The story of Naoshima is well known by now. During the economic boom of the 1980s, the Fukutake Publishing Company, based in the nearby town of Okayama, bought large swatches of the impoverished, remote island (the northern half is given over to a Mitsubishi smelting plant). Specializing in textbooks, Fukutake initially opened a cultural and educational center on a Naoshima beach, complete with yurts. Then the Osaka architect Tadao Ando, a former boxer, was invited to create a museum (tucked, almost invisibly, into the hillside) in which guests could stay, allowing them to walk late at night among the artworks as if the pieces were their neighbors. Every division between their lives and the art around them dissolved.
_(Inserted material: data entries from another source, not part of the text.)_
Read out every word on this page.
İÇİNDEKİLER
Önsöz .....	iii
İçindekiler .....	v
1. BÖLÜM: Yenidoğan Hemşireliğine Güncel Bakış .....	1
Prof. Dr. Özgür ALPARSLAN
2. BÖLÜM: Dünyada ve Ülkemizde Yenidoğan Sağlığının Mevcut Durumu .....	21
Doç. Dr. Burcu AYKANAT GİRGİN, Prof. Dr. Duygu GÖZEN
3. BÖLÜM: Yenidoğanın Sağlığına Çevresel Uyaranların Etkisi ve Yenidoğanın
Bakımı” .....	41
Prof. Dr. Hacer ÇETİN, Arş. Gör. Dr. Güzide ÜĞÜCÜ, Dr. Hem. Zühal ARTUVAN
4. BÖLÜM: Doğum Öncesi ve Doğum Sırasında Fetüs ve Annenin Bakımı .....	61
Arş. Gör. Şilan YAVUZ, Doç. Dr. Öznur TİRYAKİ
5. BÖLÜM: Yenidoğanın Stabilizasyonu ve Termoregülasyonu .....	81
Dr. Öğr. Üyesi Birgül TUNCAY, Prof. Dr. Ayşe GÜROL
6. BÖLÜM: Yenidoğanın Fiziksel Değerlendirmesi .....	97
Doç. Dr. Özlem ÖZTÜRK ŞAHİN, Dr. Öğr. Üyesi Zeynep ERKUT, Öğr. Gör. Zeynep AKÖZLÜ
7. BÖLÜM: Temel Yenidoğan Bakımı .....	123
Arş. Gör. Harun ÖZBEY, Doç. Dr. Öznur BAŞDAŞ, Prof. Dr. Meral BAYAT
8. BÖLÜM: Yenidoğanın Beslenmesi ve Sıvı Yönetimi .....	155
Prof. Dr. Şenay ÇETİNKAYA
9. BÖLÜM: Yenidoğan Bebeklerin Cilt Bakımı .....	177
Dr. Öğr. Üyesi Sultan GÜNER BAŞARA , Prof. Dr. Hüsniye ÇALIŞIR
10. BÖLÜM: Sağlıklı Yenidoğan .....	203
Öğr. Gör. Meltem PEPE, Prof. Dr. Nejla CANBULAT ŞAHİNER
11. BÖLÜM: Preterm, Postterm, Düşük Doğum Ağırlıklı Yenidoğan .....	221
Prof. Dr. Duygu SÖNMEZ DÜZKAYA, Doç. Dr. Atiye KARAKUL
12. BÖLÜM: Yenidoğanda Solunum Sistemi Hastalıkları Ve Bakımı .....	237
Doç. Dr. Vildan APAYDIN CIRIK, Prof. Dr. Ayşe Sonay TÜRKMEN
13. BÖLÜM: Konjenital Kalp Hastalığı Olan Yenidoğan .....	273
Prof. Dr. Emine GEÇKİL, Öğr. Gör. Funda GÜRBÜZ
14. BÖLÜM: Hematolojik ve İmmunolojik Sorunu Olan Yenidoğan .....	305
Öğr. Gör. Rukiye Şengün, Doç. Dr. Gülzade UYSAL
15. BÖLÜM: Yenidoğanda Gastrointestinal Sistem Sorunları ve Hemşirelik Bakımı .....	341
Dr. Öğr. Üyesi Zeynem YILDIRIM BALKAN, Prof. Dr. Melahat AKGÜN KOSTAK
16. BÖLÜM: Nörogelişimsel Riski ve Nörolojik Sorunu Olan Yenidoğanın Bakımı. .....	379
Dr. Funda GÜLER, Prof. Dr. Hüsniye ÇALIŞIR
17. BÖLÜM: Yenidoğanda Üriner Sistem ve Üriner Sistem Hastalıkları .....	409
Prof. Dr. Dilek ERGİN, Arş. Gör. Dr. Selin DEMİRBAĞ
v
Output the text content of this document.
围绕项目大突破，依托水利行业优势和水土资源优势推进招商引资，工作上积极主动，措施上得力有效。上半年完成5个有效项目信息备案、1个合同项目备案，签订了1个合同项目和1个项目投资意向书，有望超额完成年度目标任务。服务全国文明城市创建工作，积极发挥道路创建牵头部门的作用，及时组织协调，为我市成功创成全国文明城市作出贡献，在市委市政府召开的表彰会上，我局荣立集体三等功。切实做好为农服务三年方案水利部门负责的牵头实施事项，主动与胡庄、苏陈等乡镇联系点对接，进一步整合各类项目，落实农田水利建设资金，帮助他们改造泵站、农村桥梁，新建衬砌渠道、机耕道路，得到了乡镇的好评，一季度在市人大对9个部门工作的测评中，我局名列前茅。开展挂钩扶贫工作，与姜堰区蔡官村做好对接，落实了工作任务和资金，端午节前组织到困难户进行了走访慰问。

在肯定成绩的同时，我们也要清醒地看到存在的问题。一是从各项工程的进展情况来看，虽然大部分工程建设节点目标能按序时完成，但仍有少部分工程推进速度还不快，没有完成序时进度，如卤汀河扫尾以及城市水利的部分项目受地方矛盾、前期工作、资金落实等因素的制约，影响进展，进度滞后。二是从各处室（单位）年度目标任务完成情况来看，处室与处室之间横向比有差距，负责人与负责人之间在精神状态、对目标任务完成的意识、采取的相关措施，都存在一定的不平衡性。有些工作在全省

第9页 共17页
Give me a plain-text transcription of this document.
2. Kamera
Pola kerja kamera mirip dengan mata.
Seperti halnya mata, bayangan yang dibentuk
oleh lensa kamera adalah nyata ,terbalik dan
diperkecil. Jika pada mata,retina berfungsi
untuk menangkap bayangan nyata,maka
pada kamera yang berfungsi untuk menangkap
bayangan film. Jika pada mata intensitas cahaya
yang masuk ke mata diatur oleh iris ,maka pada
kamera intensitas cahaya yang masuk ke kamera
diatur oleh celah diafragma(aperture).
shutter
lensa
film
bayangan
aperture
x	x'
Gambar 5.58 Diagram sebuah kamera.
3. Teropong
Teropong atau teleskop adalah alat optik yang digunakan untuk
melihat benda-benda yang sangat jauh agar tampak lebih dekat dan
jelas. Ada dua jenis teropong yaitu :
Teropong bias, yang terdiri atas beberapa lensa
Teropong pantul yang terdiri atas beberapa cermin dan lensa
Then he constructed a secret set of rooms on top of the mountain above the museum, erected around an oval reflecting pool and attained only by hidden monorail. At night, you can see great stretches of water and the silhouettes of islands, the lights of boats tracing silent patterns in the dark. Then he built two hotel structures on a beach, but without television (even Internet reception can be spotty there). The result is that guests are moved to sit out on their terraces and attend to the beauty of blue water and blue sky they otherwise sleepwalk past.
Naoshima, I quickly saw, is essence of Japan. Every last detail is curated, and all the museum guards are silent and young, dressed in white. You’re no
t allowed to use pens in the museums—a worker will quietly hand you a pencil if necessary—and there’s usually only one way to pass through an Ando corridor. Yet all the immaculate spaces effect a single transformation: erasing the boundaries between out there and in here. After I exited the Chichu, I saw two black-clad Japanese along the road, and wondered if they were an installation, too. I returned the minute the place opened the next morning and spent four hours looking at just the Monets and the Turrells (there’s only one other room in the whole large space). Every moment, these pieces shifted as the sun moved across the sky.
The word that its overseers use for their project in their English-language promotional literature is “reactivate.” Their mission is to reactivate old villages and villagers that have been left behind by the industrial revolution. Their goal is also, clearly, to reawaken the senses of everyone who visits, to remind us how much there is to see, if only we attend. In the sixteenth-century village of Honmura, an easy walk from the Chichu, old wooden houses have been shaken awake with a huge Statue of Liberty, an enigmatic rock, a pond on which one hundred twenty-five colored LED digital counters keep flashing.
The result is that more and more people from modern Tokyo—or Milan or the West Village—come to visit this old place, and the old place itself feels new. Longtime residents no longer have to quit their homes; they can restore them instead, develop gardens. And what all the art—of a piece—across the island is doing is reactivating the classical principles of Japan: simplicity, clarity and emptiness. On one cliff above the waves, Hiroshi Sugimoto has hung a framed black-and-white photograph of the horizon; as seasons pass, Nature and the spray all around apply their own touches to the piece.